Parliamentary Commissioner for the Environment Simon Upton reviewed the country's first plan for cutting planet-heating gases (called the Emissions Reduction Plan) and found Ardern's decision to chair the group leading the efforts was pivotal.

Under the Zero Carbon Act, whichever party is in charge has to come up with a plan to reduce emissions from cars, factories, farming, waste, electricity and other sources by meeting a series of five-yearly greenhouse gas budgets. "This is not an optional thing," Upton said.

The goal is getting New Zealand to net zero emissions by 2050.

While every government will have its own approach, Upton's review found Ardern's ability to use prime ministerial "heft and weight" was crucial during the first plan's writing.

"Only the prime minister can really call the shots... across multiple agencies," Upton told journalists at a briefing ahead of the release on Wednesday.

"Whoever aspires to be prime minister has got to be willing to get across this."

Delivery of the climate plan was delayed by Covid-19. But the review found progress was also hindered by the failure of some government agencies to allocate enough people and resources to the job. While the transport ministry made detailed calculations of the climate benefits of different policies, for example, others did not.

"Some ministries had done their research and were ahead of the game. Others were playing catch up all the way through," Upton said.

"Ministries knew this was coming, an Act was passed. It wasn't as if it was a surprise."

Before embarking on writing plan number two, Upton recommended the next government think through its stance on questions such as how much work should be done by carbon pricing versus regulation and subsidies, how much New Zealand should rely on forestry or carbon-cutting projects overseas to mop up emissions, and how much action should be done in the next few years versus starting long-term projects.

There would be trade-offs between how much to use the carbon price under the Emissions Trading Scheme (which affects petrol and electricity bills) versus incentives and regulation.

Pine trees are harvested on a hillside in southern Hawke's Bay

Simon Upton said New Zealand needed to consider how much the country should rely on forestry to mop up emissions.
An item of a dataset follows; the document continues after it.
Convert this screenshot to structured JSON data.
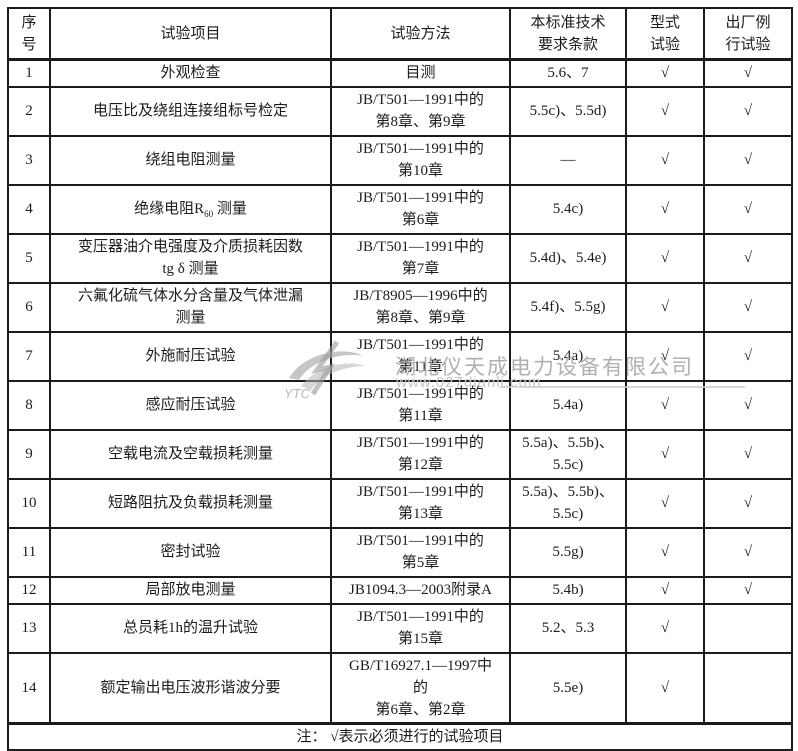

Photo: RNZ / Kate Newton

Once those questions were answered, officials would be better placed to go away and crunch the numbers to reveal the likely impacts on household bills, business costs and other aspects of life before Cabinet made its final decisions, the review concluded.

"What we had first time around was a lack of coherence at the front end and so officials going in all sorts of different directions trying to pull stuff together," Upton said.

"It's important we acknowledge this is a costly transition, but we want it to be the least cost possible," he said.

Despite identifying room for improvement when it came to implementation, Upton praised the Zero Carbon Act as a "very good piece of legislation" that was intended to take the politics out of getting New Zealand's greenhouse gases down.

He did not want to imply the plan was bad - but it could be made easier next time, he said.

"There was always going to be an element of learning by doing," he said.

The emissions plan process will be repeated many times, by many different governments between now and 2050.

Independent advisors at the Climate Change Commission will give the incoming government advice on the next set of emissions budgets after the October election, by the end of 2023.

The government will then have a year to pull together the country's second Emissions Reduction Plan.